Arbuscular mycorrhizal fungi (AMF) are beneficial microbes of soil and plant root microbiomes that significantly improve soil health, plant nutrition and productivity. However, the agricultural use of AMF, i.e. by field application, suffers from varying and unpredictable inoculation success. To close this gap, we will first describe the relationship between AMF communities and soil properties with the aim to model AMF communities from soil properties. We will then assess inocula establishment and its effects on plant growth as a function of biological, physical and chemical soil properties. The second goal is the development of an algorithm that recognizes promising combinations of AMF inocula and field conditions to successfully enhance plant yield.

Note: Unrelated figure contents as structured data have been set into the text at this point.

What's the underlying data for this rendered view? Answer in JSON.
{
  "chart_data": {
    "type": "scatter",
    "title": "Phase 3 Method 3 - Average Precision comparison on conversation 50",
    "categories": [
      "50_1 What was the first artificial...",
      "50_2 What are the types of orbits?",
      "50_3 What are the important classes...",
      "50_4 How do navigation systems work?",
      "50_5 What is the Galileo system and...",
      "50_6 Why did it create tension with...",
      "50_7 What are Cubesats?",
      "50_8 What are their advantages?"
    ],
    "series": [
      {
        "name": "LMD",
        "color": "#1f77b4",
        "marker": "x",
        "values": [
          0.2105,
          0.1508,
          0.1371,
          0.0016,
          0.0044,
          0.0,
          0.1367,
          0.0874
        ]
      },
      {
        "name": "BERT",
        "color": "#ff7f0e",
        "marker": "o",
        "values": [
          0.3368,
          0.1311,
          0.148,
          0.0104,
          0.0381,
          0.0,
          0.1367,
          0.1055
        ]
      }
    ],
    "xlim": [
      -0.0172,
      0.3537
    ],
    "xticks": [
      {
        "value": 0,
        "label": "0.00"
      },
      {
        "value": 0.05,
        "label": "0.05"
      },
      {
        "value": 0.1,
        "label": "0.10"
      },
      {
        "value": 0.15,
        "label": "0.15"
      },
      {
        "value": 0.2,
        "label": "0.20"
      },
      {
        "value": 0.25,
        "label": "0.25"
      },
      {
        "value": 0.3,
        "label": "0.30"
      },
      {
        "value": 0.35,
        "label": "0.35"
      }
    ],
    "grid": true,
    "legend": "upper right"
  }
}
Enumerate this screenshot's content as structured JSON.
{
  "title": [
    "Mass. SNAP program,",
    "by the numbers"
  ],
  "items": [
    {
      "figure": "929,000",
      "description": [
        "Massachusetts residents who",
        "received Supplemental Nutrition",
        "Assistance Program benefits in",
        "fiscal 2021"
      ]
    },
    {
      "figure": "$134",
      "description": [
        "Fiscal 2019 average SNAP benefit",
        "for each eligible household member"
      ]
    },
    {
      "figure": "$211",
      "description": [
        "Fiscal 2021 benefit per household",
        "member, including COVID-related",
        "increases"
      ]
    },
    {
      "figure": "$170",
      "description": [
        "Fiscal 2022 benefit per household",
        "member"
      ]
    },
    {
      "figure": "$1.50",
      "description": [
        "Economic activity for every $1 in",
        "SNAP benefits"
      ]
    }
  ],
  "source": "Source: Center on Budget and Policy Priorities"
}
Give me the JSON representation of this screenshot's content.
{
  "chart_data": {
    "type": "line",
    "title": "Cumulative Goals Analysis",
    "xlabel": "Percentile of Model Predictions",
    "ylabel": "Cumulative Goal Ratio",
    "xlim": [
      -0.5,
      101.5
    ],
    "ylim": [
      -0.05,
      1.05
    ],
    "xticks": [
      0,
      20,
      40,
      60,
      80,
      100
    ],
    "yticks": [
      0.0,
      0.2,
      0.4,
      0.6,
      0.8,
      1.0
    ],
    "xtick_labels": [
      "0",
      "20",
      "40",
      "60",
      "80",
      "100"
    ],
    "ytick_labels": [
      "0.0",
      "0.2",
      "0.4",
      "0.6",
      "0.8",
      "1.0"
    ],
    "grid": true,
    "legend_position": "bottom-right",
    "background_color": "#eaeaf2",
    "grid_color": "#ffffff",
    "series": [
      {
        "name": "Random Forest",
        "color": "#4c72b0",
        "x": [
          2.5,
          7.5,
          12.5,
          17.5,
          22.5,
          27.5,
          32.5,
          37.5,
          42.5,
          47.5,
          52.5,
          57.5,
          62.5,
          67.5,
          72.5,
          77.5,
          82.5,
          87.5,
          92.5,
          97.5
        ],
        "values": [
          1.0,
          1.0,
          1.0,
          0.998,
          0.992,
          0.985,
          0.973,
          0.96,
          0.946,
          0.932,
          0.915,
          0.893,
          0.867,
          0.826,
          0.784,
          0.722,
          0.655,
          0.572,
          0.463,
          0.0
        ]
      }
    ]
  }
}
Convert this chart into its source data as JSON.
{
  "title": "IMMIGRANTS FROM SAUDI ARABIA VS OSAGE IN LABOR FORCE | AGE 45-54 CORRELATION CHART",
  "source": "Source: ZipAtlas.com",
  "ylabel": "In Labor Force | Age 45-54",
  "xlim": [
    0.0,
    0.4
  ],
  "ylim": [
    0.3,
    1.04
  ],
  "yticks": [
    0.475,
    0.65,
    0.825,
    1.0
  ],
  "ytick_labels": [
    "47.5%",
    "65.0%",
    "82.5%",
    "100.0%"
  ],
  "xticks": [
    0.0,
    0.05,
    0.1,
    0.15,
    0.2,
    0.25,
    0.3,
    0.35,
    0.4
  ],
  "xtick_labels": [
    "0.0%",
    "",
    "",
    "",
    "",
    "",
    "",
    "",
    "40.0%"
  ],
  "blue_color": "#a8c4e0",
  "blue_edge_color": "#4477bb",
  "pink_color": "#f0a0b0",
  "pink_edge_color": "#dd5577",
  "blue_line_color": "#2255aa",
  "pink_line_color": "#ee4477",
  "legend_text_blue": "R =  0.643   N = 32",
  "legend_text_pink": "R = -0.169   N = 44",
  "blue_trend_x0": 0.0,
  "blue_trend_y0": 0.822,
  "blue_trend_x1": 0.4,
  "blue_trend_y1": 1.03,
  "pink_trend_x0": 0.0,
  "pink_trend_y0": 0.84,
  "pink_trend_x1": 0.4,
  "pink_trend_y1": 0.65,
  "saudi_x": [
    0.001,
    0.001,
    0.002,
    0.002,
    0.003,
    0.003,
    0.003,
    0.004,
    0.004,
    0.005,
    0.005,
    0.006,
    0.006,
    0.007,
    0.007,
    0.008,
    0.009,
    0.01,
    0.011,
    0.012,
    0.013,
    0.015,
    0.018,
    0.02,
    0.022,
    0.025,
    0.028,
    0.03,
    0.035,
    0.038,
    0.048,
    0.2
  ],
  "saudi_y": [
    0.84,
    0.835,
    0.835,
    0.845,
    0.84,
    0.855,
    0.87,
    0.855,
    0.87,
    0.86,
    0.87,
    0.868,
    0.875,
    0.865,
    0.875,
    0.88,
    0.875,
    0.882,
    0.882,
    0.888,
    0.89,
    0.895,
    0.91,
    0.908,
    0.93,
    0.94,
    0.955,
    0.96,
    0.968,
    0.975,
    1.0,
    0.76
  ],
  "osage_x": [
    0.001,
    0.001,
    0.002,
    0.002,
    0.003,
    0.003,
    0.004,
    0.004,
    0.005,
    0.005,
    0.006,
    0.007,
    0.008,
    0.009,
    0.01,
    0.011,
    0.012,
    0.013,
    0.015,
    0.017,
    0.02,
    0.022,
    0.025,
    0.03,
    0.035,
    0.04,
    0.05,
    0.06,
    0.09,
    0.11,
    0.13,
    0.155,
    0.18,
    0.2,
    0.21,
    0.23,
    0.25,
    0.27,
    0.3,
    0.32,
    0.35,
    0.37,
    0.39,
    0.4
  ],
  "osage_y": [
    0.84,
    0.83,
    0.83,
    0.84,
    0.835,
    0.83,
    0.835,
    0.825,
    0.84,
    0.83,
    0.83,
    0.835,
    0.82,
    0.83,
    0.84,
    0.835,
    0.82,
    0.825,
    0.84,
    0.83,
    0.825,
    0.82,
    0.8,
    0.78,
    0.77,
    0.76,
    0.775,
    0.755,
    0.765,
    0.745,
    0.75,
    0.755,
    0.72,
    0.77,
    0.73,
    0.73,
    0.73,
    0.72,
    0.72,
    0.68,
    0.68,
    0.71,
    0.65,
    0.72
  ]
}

To secure food production while reducing the environmental impacts of agrochemicals, we need to find alternative solutions to mineral fertilizers. Soil and plant root microbiomes comprise beneficial microbes that promote soil fertility and plant productivity. The arbuscular mycorrhizal fungi (AMF) are such beneficial microbiome members and they are well known to contribute to plant nutrition by providing phosphorus (up to 90 % of plant P originates from AMF). In recent work, we show that field inoculation with AMF can enhance plant yield; however, the inoculation success was highly varying between field sites. While AMF reliably improve plant performance in sterilized soils or under laboratory conditions, inoculation success into microbe-rich soils or agricultural fields remains unpredictable and highly context-dependent. We hypothesize that AMF inoculations fail in some soils because the inocula face competition with the indigenous microbiota or because they are not adapted to the soil environment.
In this project, we explore whether soil microbiome diagnostics can be used to specifically predict under which conditions AMF field inoculation will be successful to enhance plant yield. Conceptually similar to ‘personalized medicine’, we pre-diagnose the soil (chemical measurements and microbiome profiling) and we choose the AMF inoculant that fits the local soil conditions best. We plan largescale field inoculations of maize using different AMF species and AMF consortia and testing their impact on plant yield and their potential to replace P fertilizer inputs. We will monitor the establishment of the inocula in the roots and evaluate, under which conditions inoculation affected plant yields. We will then model the establishment of the inocula and their effects on plant growth as a function of the previous soil diagnostics.
Our goal is to develop an app that predicts AMF communities from biological-physical-chemical soil properties and recommends AMF species for successful inoculation for a given field. Our vision is that soil microbiome diagnostics becomes a tool for ‘smart farming’ through which the targeted application of microbials becomes a reliable and sustainable agronomic alternative to the usage of mineral fertilizers.